More generally, what is stopping people from making RL forum posters on eg Reddit that will improve themselves?
Could be a problem with not enough learning data -- you get banned for making the bad comments before you get enough feedback to learn how to write the good ones? Also, people don't necessarily upvote based on your comment alone; they may also take your history into account (if you were annoying in the past, they may get angry also about a mediocre comment, while if you were nice in the past, they may be more forgiving). Also, comments happen in a larger context -- a comment that is downvoted in one forum could be upvoted in a different forum, or in the same forum but a different thread, or maybe even the same thread but a different day (for example, if your comment just says what someone else already said before).
Maybe someone is already experimenting with this on Facebook, but the winning strategy seems to be reposting cute animal videos, or posting an AI generated picture of a nice landscape with the comment "wow, I didn't know that nature is so beautiful in <insert random country>". (At least these seem to be over-represented in my feed.)
Task: write LessWrong posts and comments. Reward signal: get LessWrong upvotes.
Sounds like a good way to get banned. But as a thought experiment, you might start at some place where people judge content less strictly, and gradually move towards more difficult environments? Like, before LW, you should probably master the "change my view" subreddit. Before that, probably Hacker News. I am not sure about the exact progression. One problem is that the easier environments might teach the model actively bad habits that would later prevent it from succeeding in the stricter environments.
But, to state the obvious, this is probably not a desirable thing, because the model could get high LW karma by simply exploiting our biases, or just posting a lot (after it succeed to make a positive comment on average).
The facebook bots aren't doing R1 or o1 reasoning about the context before making an optimal reinforcement-learned post. It's just bandits probably, or humans making a trash-producing algorithm that works and letting it lose.
Agreed that I should try Reddit first. And I think there should be ways to guide an LLM towards the reward signal of "write good posts" before starting the RL, though I didn't find any established techniques when I researched reward-model-free reinforcement learning loss functions that act on the number of votes a response receives. (What I mean is the results of searching DPO's citations for "Vote". Lots of results, though none of them have many citations.)
Reinforcement Learning is very sample-inefficient compared to supervised learning, so it mostly just works if you have some automatic way of generating both training tasks and reward, which scales to millions of samples.
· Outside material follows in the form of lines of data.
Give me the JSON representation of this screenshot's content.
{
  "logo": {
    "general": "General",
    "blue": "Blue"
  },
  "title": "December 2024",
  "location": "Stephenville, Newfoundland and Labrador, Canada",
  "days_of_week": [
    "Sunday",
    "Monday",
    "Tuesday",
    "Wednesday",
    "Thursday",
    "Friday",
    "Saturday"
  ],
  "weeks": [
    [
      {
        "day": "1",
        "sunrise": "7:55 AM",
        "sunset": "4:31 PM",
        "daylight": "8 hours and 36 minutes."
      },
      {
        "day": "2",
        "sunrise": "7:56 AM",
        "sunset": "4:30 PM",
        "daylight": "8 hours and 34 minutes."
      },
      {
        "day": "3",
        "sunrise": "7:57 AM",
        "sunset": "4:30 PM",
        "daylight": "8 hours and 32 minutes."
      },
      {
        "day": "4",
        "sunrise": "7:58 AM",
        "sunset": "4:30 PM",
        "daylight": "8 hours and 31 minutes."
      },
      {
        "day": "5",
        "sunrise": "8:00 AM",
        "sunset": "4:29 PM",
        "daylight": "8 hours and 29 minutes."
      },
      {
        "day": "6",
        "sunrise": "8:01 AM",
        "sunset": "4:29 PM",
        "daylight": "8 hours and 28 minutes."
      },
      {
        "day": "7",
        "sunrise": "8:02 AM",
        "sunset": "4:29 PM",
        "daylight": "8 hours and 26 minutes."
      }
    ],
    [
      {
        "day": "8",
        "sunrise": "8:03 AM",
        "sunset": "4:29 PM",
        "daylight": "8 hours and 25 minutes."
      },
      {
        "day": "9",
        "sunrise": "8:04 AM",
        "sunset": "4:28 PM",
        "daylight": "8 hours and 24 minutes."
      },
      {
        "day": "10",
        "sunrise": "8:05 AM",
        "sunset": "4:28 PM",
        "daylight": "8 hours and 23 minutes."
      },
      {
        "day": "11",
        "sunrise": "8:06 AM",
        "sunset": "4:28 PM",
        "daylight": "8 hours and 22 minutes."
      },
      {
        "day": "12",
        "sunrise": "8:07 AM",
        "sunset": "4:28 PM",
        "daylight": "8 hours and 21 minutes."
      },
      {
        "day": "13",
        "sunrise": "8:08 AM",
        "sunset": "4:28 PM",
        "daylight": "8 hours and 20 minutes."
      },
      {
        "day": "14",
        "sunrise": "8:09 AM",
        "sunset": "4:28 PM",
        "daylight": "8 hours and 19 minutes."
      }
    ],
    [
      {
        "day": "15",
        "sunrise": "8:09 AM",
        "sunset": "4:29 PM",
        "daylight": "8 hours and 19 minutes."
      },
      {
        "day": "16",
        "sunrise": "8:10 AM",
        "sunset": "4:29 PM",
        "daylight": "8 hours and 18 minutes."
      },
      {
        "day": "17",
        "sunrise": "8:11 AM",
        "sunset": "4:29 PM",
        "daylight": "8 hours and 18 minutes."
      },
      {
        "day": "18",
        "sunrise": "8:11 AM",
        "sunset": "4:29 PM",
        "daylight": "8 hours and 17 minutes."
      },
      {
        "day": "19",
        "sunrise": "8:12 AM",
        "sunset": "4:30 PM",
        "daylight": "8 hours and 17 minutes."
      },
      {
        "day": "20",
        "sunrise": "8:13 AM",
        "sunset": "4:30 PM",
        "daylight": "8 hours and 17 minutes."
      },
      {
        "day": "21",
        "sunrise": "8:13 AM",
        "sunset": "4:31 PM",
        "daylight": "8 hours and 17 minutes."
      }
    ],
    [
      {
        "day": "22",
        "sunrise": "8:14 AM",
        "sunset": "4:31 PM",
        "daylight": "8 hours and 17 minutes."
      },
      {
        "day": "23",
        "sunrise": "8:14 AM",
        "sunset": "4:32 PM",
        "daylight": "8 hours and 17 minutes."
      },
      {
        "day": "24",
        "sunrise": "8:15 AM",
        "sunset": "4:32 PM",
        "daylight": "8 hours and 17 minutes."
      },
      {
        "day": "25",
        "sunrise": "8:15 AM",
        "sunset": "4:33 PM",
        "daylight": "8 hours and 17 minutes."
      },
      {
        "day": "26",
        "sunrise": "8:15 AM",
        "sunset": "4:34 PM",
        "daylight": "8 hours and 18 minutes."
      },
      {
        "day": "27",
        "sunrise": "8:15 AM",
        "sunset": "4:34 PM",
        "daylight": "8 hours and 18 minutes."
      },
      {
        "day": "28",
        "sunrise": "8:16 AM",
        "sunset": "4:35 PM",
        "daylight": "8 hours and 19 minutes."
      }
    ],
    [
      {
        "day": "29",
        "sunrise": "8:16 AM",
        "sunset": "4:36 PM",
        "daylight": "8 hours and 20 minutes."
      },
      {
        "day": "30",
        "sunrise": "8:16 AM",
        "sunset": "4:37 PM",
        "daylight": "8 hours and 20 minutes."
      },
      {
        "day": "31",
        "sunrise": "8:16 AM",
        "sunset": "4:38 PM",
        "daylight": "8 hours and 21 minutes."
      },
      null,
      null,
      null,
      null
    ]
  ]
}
Deepseek R1 used 8,000 samples. s1 used 1,000 offline samples. That really isn't all that much.
S1 is apparently using supervised learning:
We seek the simplest approach to achieve test-time scaling and strong reasoning performance. First, we curate a small dataset s1K of 1,000 questions paired with reasoning traces (...). After supervised finetuning the Qwen2.5-32B-Instruct language model on s1K (...).
But 8000 samples like R1 is a lot less than I thought.